McGuire restituisce il sentimento del tempo senza legarlo a nessuna memoria individuale: in Qui non c’è un protagonista e non c’è neanche una conclusione. Strategicamente, il libro non si ferma al 2015, e dunque a un presente prossimo a scadere, ma al 1957, chiudendo il cerchio ma in realtà facendolo esplodere: nelle trecento pagine del volume il lettore ha viaggiato nel passato, in un futuro prossimo che plausibilmente conoscerà e in futuro remoto cui non assisterà, ad esempio quello in cui si faranno visite guidate attraverso proiezioni istantanee ottenute digitando direttamente nell’aria, senza supporti tecnologici.
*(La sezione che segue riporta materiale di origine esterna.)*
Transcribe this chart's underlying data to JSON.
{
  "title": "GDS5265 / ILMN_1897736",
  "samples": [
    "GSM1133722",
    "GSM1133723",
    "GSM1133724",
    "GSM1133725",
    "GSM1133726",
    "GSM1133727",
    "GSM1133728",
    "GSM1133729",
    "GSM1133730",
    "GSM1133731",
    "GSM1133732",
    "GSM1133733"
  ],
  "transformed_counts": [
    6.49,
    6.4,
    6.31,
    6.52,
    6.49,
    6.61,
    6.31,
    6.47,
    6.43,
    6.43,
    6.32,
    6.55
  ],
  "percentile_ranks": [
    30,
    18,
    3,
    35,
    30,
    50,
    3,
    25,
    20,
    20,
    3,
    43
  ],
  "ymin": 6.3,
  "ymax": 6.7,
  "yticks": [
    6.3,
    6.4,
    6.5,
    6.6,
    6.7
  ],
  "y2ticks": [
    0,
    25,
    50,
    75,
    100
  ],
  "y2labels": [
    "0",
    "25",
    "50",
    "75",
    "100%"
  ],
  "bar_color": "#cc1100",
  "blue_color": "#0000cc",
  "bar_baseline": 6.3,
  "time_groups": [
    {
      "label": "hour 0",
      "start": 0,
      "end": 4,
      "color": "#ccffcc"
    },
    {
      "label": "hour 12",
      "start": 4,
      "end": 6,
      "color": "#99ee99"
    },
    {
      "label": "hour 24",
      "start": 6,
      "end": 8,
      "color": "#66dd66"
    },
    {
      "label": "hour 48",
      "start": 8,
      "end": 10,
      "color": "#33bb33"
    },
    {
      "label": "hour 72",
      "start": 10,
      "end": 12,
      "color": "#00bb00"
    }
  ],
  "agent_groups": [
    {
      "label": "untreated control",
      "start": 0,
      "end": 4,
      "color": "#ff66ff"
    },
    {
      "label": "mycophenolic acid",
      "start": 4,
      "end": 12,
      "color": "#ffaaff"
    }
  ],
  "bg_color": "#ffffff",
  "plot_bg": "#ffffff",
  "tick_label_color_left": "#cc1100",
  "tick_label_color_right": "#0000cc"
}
Nelle pagine finali, dopo decine di vite raccontate in frammenti, un televisore del ’72 manda in onda il film Casablanca: Dooley Wilson, che interpreta il pianista Sam, sta cantando «It’s still the same old story, a fight for love and glory». Sarebbe stata una bella conclusione per questo romanzo sul tempo e sulle storie, su un luogo che li contiene come per una sorta di singolare metonimia. McGuire opta invece per un vero e proprio sigillo, un po’ didascalico, ma di certo perdonabile: nell’ultimo disegno una donna prende un libro posato sul tavolino e dice «Ora mi ricordo».